Si bien el crecimiento del ecosistema de tecnología financiera en México y América Latina ha sido positivo en los últimos años, es necesario que las plataformas de esta industria provean salud financiera a sus usuarios, es decir que puedan administrar correctamente sus finanzas personales y accedan a servicios financieros cuando lo requieran, así como planear un futuro estable.

En el estudio “El estado de las startups de salud financiera en Latinoamérica”, se explica que tanto inversionistas como otros participantes del ecosistema fintech deben de ejecutar roles de apoyo para tener una incidencia más sustentable en los usuarios que atiende.

“Si queremos que la salud financiera alcance su máximo potencial, los inversionistas y otros participantes del ecosistema necesitan ejecutar roles de apoyo; incluyendo a los líderes gubernamentales y a las organizaciones de apoyo a emprendedores”, destaca el documento.

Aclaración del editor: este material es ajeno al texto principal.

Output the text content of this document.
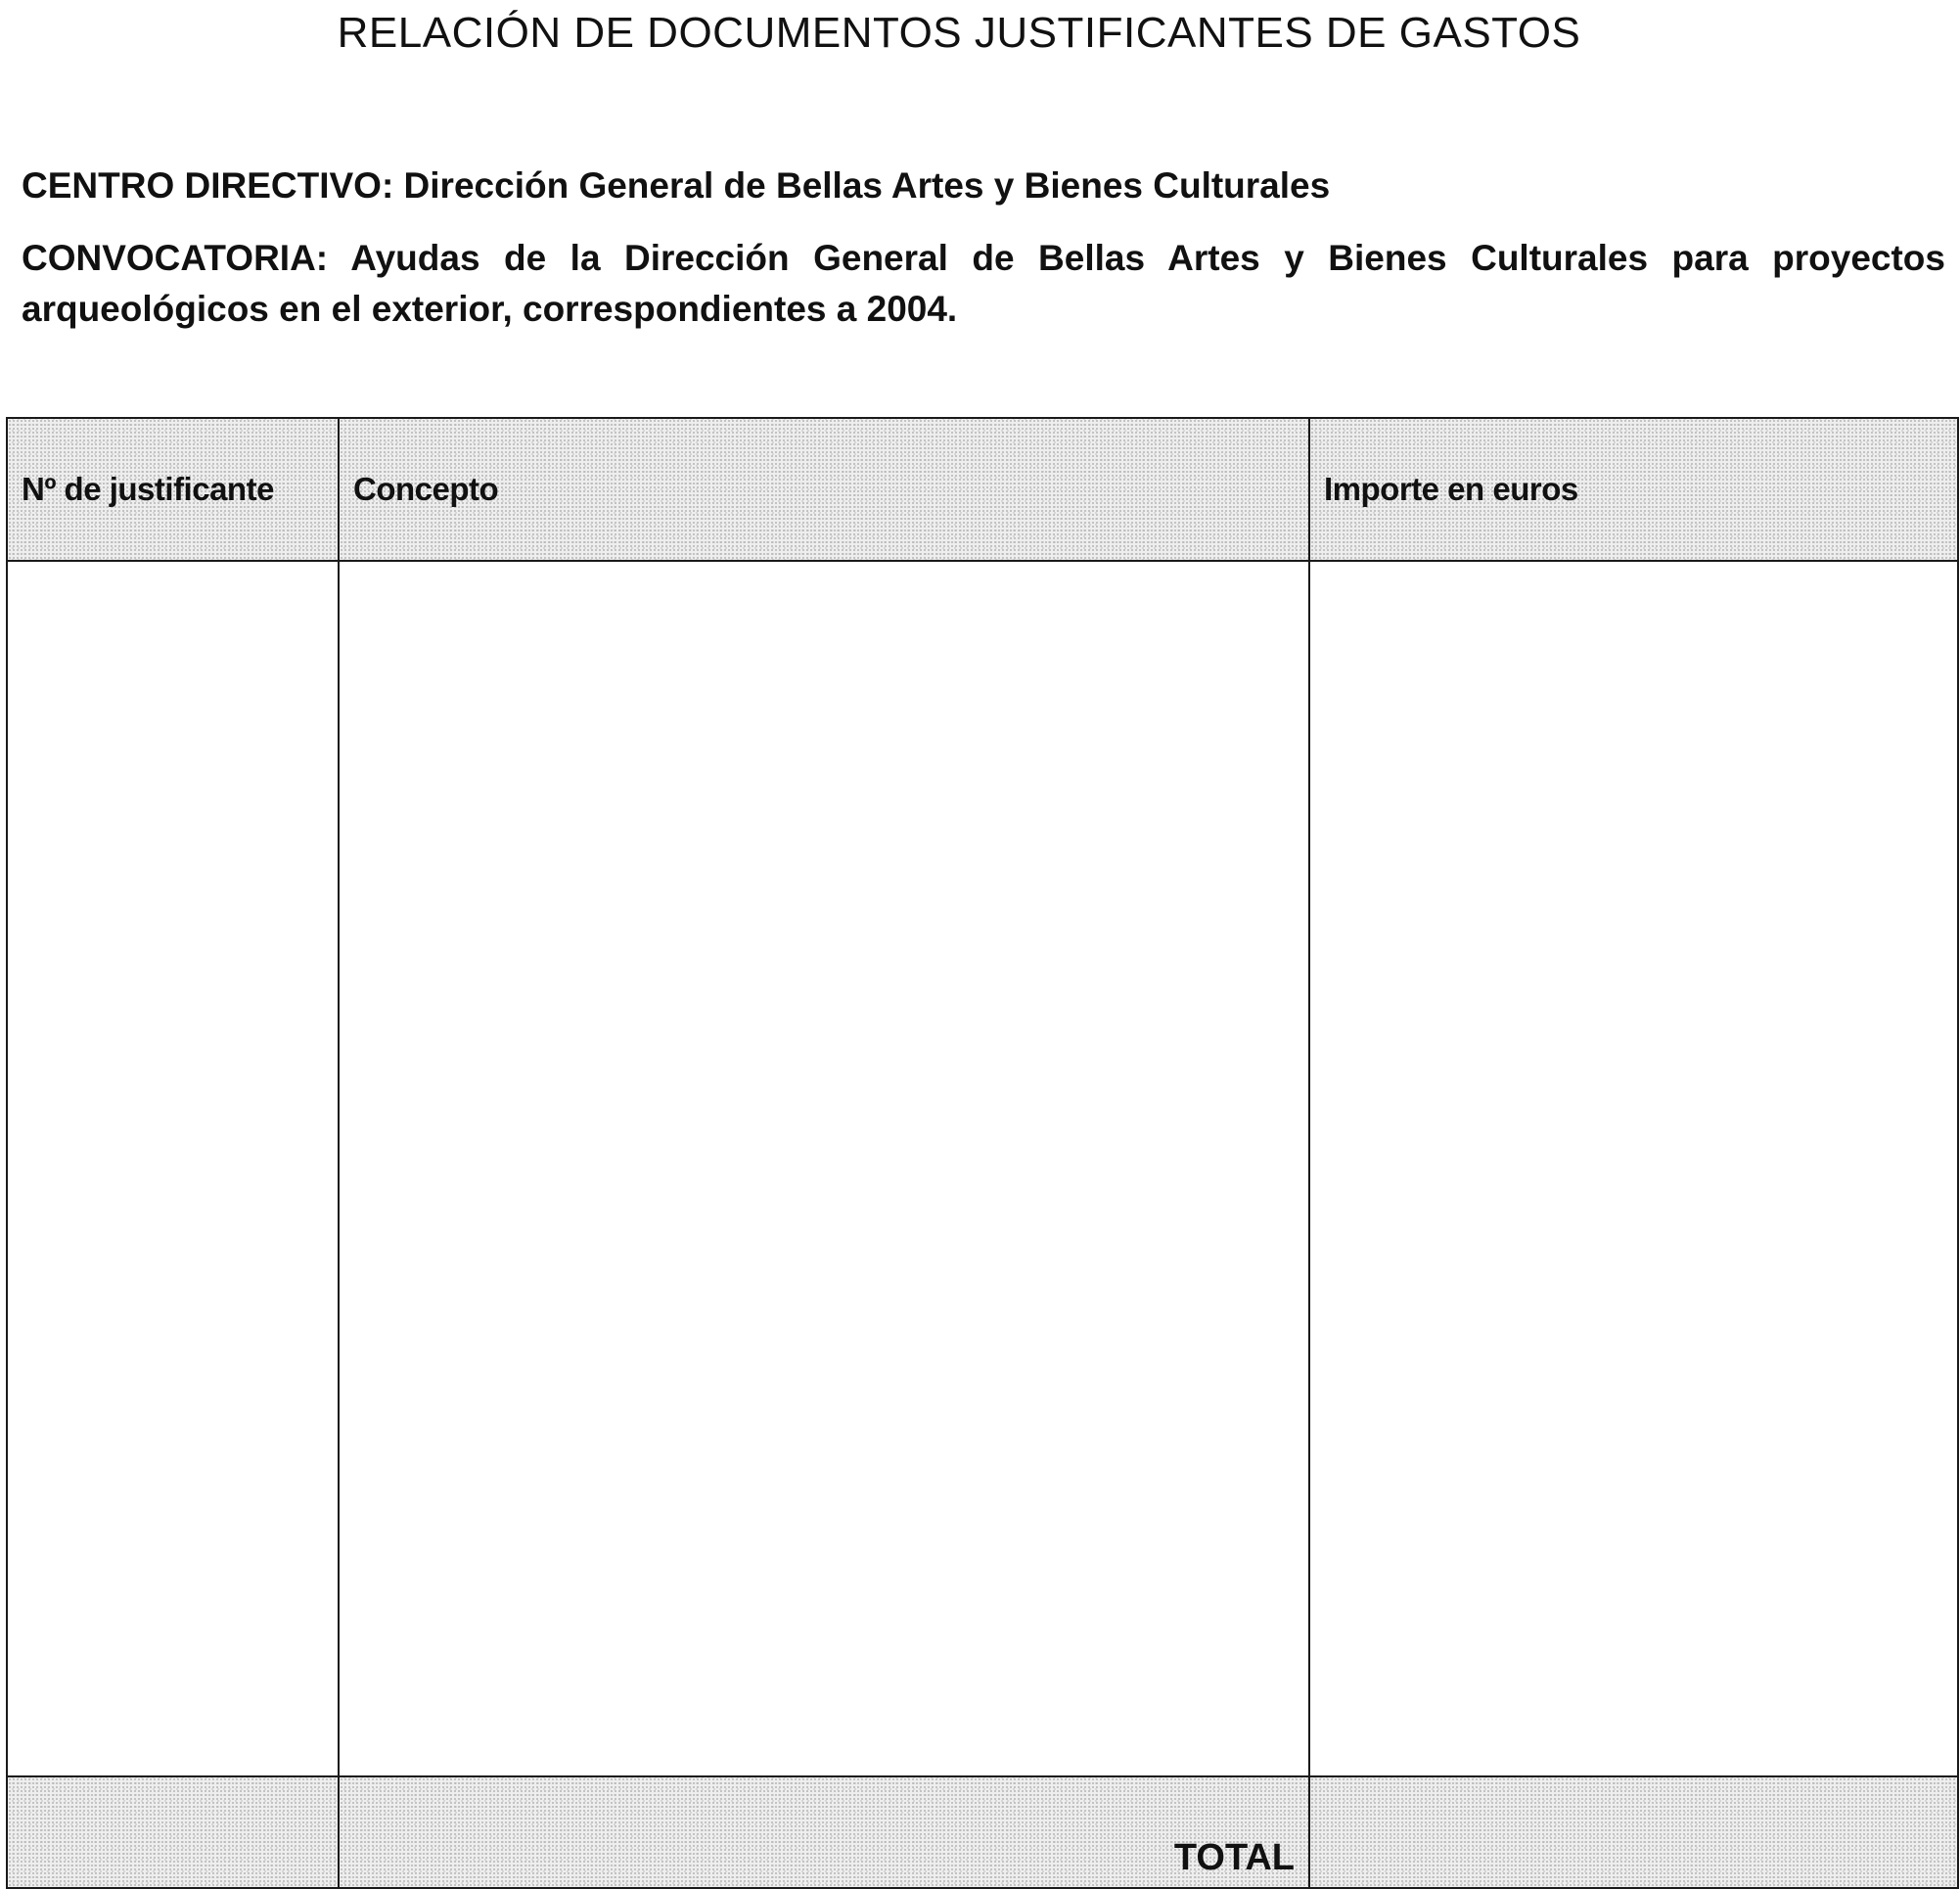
RELACIÓN DE DOCUMENTOS JUSTIFICANTES DE GASTOS

CENTRO DIRECTIVO: Dirección General de Bellas Artes y Bienes Culturales

CONVOCATORIA: Ayudas de la Dirección General de Bellas Artes y Bienes Culturales para proyectos arqueológicos en el exterior, correspondientes a 2004.

Nº de justificante	Concepto	Importe en euros

	TOTAL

En la parte regulatoria, el documento enfatiza la labor que ha realizado el gobierno de México para impulsar la Ley para Regular las Instituciones de Tecnología Financiera, promulgada en marzo del 2018 y que actualmente se encuentra en una fase de definición vía la normativa secundaria.

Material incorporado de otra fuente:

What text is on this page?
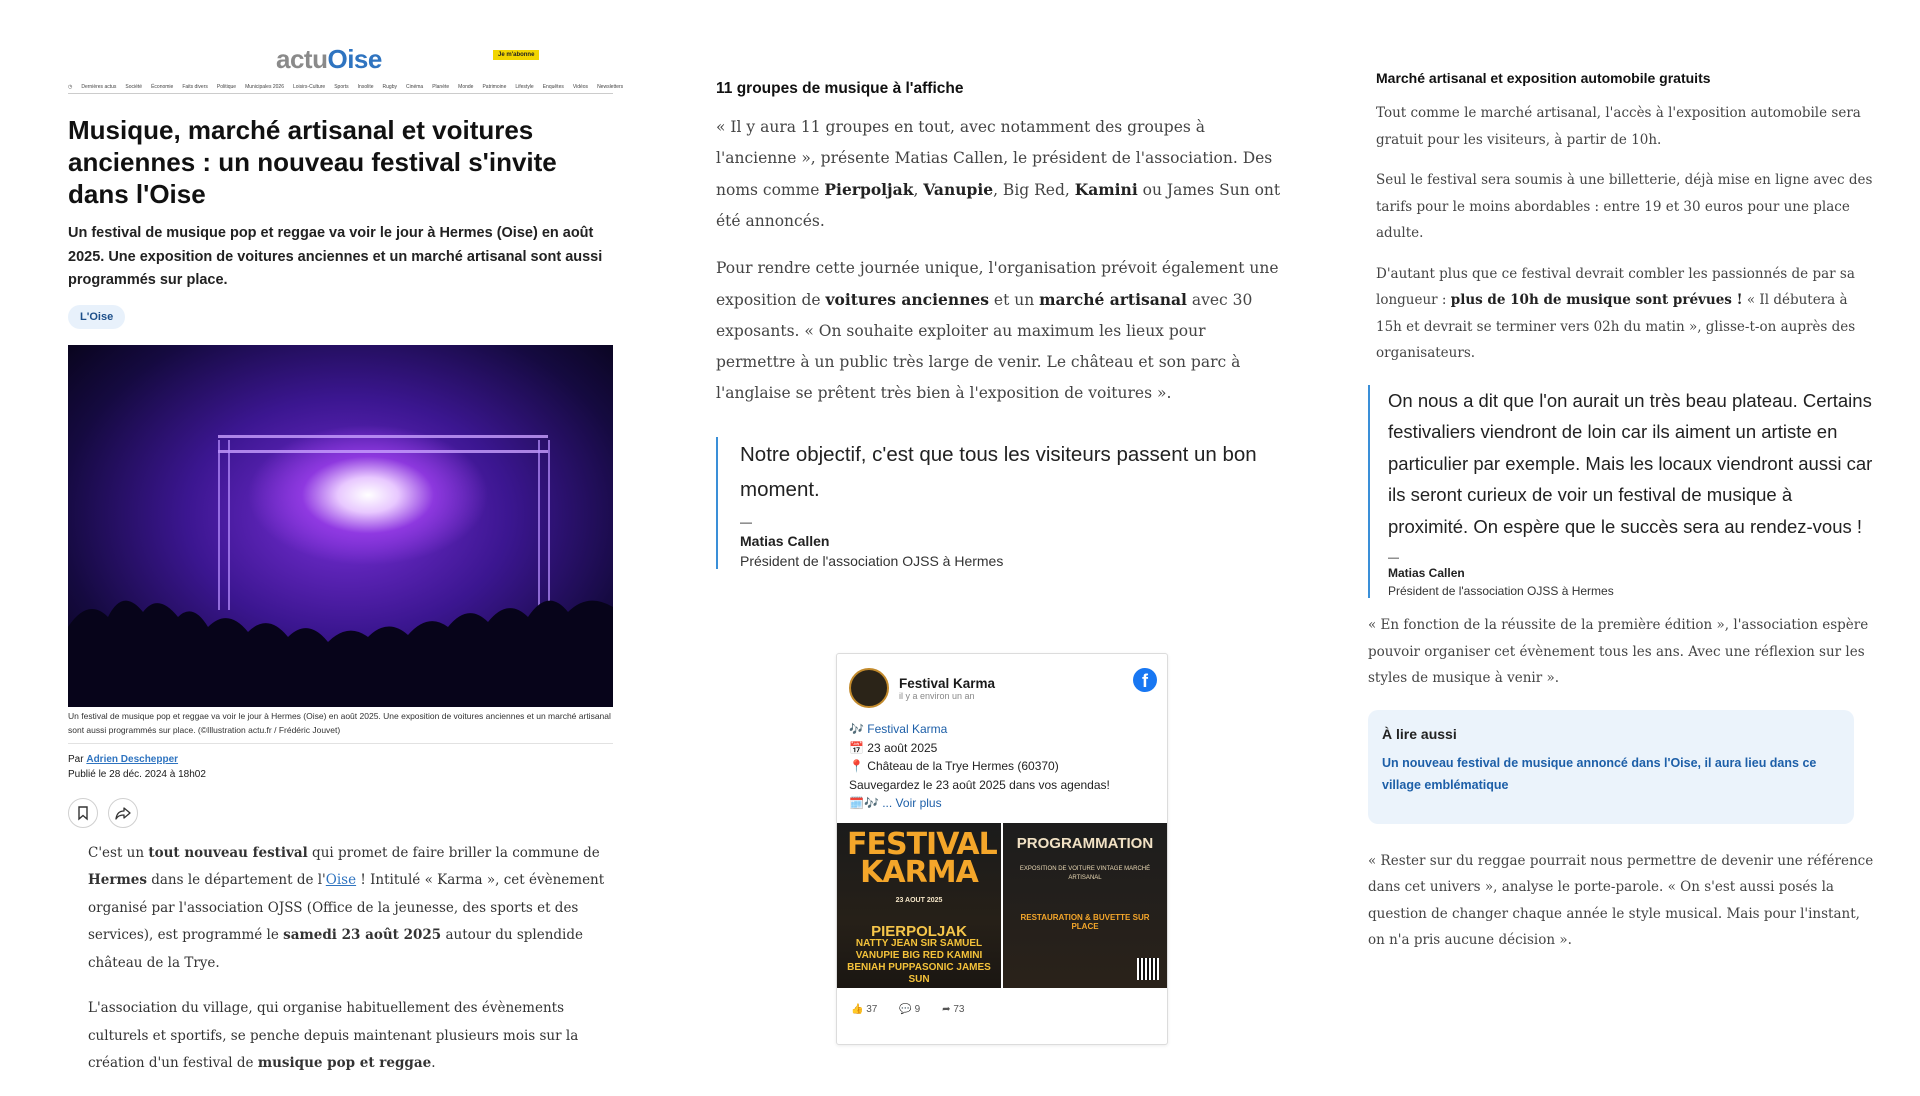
actuOise	Je m'abonne
◷ Dernières actus Société Économie Faits divers Politique Municipales 2026 Loisirs-Culture Sports Insolite Rugby Cinéma Planète Monde Patrimoine Lifestyle Enquêtes Vidéos Newsletters
Musique, marché artisanal et voitures anciennes : un nouveau festival s'invite dans l'Oise

Un festival de musique pop et reggae va voir le jour à Hermes (Oise) en août 2025. Une exposition de voitures anciennes et un marché artisanal sont aussi programmés sur place.

L'Oise
Un festival de musique pop et reggae va voir le jour à Hermes (Oise) en août 2025. Une exposition de voitures anciennes et un marché artisanal sont aussi programmés sur place. (©Illustration actu.fr / Frédéric Jouvet)
Par Adrien Deschepper
Publié le 28 déc. 2024 à 18h02

C'est un tout nouveau festival qui promet de faire briller la commune de Hermes dans le département de l'Oise ! Intitulé « Karma », cet évènement organisé par l'association OJSS (Office de la jeunesse, des sports et des services), est programmé le samedi 23 août 2025 autour du splendide château de la Trye.

L'association du village, qui organise habituellement des évènements culturels et sportifs, se penche depuis maintenant plusieurs mois sur la création d'un festival de musique pop et reggae.

11 groupes de musique à l'affiche

« Il y aura 11 groupes en tout, avec notamment des groupes à l'ancienne », présente Matias Callen, le président de l'association. Des noms comme Pierpoljak, Vanupie, Big Red, Kamini ou James Sun ont été annoncés.

Pour rendre cette journée unique, l'organisation prévoit également une exposition de voitures anciennes et un marché artisanal avec 30 exposants. « On souhaite exploiter au maximum les lieux pour permettre à un public très large de venir. Le château et son parc à l'anglaise se prêtent très bien à l'exposition de voitures ».

Notre objectif, c'est que tous les visiteurs passent un bon moment.
—
Matias Callen
Président de l'association OJSS à Hermes
Festival Karma
il y a environ un an
f
🎶 Festival Karma
📅 23 août 2025
📍 Château de la Trye Hermes (60370)
Sauvegardez le 23 août 2025 dans vos agendas!
🗓️🎶 ... Voir plus
FESTIVAL KARMA
23 AOUT 2025
PIERPOLJAK
NATTY JEAN SIR SAMUEL VANUPIE BIG RED KAMINI BENIAH PUPPASONIC JAMES SUN
PROGRAMMATION
EXPOSITION DE VOITURE VINTAGE MARCHÉ ARTISANAL
RESTAURATION & BUVETTE SUR PLACE
👍 37 💬 9 ➦ 73
Marché artisanal et exposition automobile gratuits

Tout comme le marché artisanal, l'accès à l'exposition automobile sera gratuit pour les visiteurs, à partir de 10h.

Seul le festival sera soumis à une billetterie, déjà mise en ligne avec des tarifs pour le moins abordables : entre 19 et 30 euros pour une place adulte.

D'autant plus que ce festival devrait combler les passionnés de par sa longueur : plus de 10h de musique sont prévues ! « Il débutera à 15h et devrait se terminer vers 02h du matin », glisse-t-on auprès des organisateurs.

On nous a dit que l'on aurait un très beau plateau. Certains festivaliers viendront de loin car ils aiment un artiste en particulier par exemple. Mais les locaux viendront aussi car ils seront curieux de voir un festival de musique à proximité. On espère que le succès sera au rendez-vous !
—
Matias Callen
Président de l'association OJSS à Hermes

« En fonction de la réussite de la première édition », l'association espère pouvoir organiser cet évènement tous les ans. Avec une réflexion sur les styles de musique à venir ».

À lire aussi
Un nouveau festival de musique annoncé dans l'Oise, il aura lieu dans ce village emblématique

« Rester sur du reggae pourrait nous permettre de devenir une référence dans cet univers », analyse le porte-parole. « On s'est aussi posés la question de changer chaque année le style musical. Mais pour l'instant, on n'a pris aucune décision ».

“La Ley Mexicana para Regular Instituciones de Tecnología Financiera del 2018 otorgó una buena práctica para crear un ambiente específicamente para fintech y ofreció un marco legal claro que funcionaba con crowdfunding o pagos electrónicos.

Inversionistas deben ser pacientes

De acuerdo con el Banco Interamericano de Desarrollo y Finnovista, la inversión en fintech mexicanas creció 52% después de que dicha ley fue aprobada”, destaca el documento.

Respecto a la parte de la inversión, si bien los recursos han fluido para las plataformas fintech en la región, en línea con los que sucede en el sector tecnológico específicamente de Estados Unidos, el documento detalla que muchas veces los proyectos necesitan tiempo para que generen tracción, por lo que los inversionistas deben de tener paciencia.

“Pero este tipo de crecimiento acelerado no es siempre sustentable y algunas de estas fintech necesitarán un poco más de tiempo para generar tracción. Por ello, es necesario que los inversionistas provean capital paciente”, se puede leer en el documento.

Asimismo, el estudio indica que si bien la mayor parte de la inversión que fluye en la región para el ecosistema fintech, se concentra en Brasil y México, es necesario que exista una diversificación para potencializar las plataformas de otros países.

“La mayoría de los países de Latinoamérica están desarrollando innovación de gran importancia en la materia de salud financiera. A través de nuestro programa, pudimos conocer grandiosas fintech en países que los inversionistas usualmente pasan por alto como Argentina, Chile, Colombia y Ecuador”, indica el documento.

El análisis resalta el apoyo que han brindado este tipo de plataformas para el desarrollo de las pequeñas y medianas empresas (pymes) en el país, un sector que califica como desatendido por los otros competidores en el mercado financiero.